Christian teaches us a very important Inuit word: Nuan'aar'puq. It means "to take extravagant pleasure in living." The Crew Minion thinks she is feeling a little bit like that, as she absently scratches at a black fly chew-site and Takes Extravagant Pleasure in It.

Jim goes in for a dip and comes right back out again. Brrr!
Chris and Crew Queen go for a run.
Jim and Crew Minion drag back to camp; Yi Shun is contemplating the emerging blister on her left big toe from ill-fitting Tevas. She contemplates further the purchase of Chacos when she returns to Plymouth and Takes Extravagant Pleasure in That.
Together again, Amber points out an Indian cucumber plant. She shows Yi Shun how to dig it up, which proves to be an enormous mistake, because Yi Shun eats one teeny little root and decides she wants a whole salad of them. Amber immediately reminds Yi Shun of Principle Number four, Leave What You Find. Yi Shun feels sheepish but then quickly recovers.

Mmmmm. Indian cucmber.
Crew Queen takes us through the rest of the lesson, pointing out that there is a fine line these days between artifact and Stuff That Just Doesn't Belong. She cleverly hides some pretty glass bottles, an ancient beer can, and some other things and challenges us to discern which are garbage and which are artifacts. The whole crew decides that it's all garbage and needs to go.
There is a curious pair of New Balance sneakers that look relatively new. They are paired together and the team wonders if we should look for a body to go with them.
Yi Shun abandons the idea in search of more cucumbers. She is quickly curbed by the voice in her head reminding her once again of Principle Four: Leave What You Find, Leeeave What Yoooou Finnnnd, Leeeeeave...
Back at camp, we discover a little abandoned mouse's nest. We all want to take it home, but we hear again: Leeeeave What Yoooou Finnnnd.....We step around the mousie nest, even though it's REALLY REALLY CUTE!

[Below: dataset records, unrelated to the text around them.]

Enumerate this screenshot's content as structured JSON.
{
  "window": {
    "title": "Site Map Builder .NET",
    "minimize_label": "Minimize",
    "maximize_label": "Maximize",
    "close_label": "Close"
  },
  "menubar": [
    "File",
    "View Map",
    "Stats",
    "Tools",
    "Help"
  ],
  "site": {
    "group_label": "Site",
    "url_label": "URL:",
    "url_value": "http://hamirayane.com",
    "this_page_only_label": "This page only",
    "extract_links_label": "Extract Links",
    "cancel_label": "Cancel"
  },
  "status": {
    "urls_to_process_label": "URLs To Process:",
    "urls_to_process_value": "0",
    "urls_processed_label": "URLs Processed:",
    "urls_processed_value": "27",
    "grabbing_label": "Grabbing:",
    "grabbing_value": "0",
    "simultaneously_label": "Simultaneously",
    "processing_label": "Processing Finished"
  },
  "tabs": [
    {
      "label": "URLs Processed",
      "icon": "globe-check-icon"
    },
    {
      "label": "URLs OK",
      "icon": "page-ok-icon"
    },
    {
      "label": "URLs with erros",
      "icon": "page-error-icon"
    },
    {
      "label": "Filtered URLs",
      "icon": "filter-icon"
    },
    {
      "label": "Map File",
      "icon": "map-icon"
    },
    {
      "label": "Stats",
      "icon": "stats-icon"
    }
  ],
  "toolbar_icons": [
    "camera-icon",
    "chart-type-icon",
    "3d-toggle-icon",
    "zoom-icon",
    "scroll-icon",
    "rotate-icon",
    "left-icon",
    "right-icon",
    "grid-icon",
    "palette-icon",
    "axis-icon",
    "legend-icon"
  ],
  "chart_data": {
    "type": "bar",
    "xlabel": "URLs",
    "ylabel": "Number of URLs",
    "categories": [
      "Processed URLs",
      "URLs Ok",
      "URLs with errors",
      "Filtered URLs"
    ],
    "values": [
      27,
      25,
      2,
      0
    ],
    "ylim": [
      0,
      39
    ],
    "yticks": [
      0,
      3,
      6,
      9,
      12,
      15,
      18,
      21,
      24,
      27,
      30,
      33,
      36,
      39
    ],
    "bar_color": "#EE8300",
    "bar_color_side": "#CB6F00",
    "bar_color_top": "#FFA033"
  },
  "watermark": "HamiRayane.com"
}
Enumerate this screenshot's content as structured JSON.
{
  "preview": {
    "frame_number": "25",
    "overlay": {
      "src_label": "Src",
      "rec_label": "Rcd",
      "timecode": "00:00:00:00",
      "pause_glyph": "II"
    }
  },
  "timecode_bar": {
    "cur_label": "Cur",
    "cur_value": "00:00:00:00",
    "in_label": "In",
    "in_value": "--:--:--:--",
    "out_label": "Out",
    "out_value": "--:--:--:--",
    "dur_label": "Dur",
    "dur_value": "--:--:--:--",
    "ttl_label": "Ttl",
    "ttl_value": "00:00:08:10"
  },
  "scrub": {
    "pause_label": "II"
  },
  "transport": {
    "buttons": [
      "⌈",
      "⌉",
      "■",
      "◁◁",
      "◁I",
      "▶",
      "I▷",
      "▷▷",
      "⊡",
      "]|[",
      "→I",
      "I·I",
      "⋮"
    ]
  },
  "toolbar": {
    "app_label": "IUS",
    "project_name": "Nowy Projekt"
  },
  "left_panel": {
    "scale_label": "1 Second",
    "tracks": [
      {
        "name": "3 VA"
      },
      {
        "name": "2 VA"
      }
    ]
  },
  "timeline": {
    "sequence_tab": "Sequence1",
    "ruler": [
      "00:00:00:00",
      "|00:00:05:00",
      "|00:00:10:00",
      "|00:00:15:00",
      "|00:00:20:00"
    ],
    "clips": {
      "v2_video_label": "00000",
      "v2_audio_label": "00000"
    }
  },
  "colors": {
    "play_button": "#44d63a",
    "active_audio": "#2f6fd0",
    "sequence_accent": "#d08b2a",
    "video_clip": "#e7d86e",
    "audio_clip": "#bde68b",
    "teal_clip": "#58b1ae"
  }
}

Mousie nest. Insert squealing noise here.

Later that night: Curious sound of cards shuffling. Chris has morphed into some sort of gambling enabler and has taken Crew Queen under his wing to produce more of his poker-playing ilk. More on this later.

This is an ominous vision of things to come.
As part of Kathy's lesson on respecting wildlife, Christian teaches us about Bear Hangs. He employs a pretty impressive pulley situation that the Crew Minion hopes someoone wrote down somewhere.

Christian, bear-proofing. Chris, in the foreground, thinking up poker strategies.
Kathy leads a lively discussion on dogs and how they ought to behave in the woods. Both the Crew Minion and Kathy admit to preferring their dogs to run with them off leash. Christian says something about "Personal Ethics." Sigh.
We awaken to a really nice day, temperature wise, and a nice challenging uphill hike ahead. The vegheads go on ahead, which the meat-eaters, having packed on many packages of tuna in the previous days, drag behind. We have lunch in a stream and continue uphill to our last campsite, an AMC shelter.
Tune in later for more on principle seven and news about our last day in the woods.

Saturday, June 2, 2007

Did I say "Tomorrow"?

YOu should all know that "tomorrow" in ARFE-speak as it pertains to your Miss Midwesterly is a bit of a loosey-goosey term.
We are completely swamped this weekend with prep for the very exciting Untamed Virginia race, and we apologize for the delay in our ongoing photographic and journalistic recounting of the Leave No Trace principles.
There's much more to learn, so just hang tight. I'll be back soon, with daring exposes on how Team ARFE-SmartWool and ARFE Management practise and employ Principles four, five, six, and seven.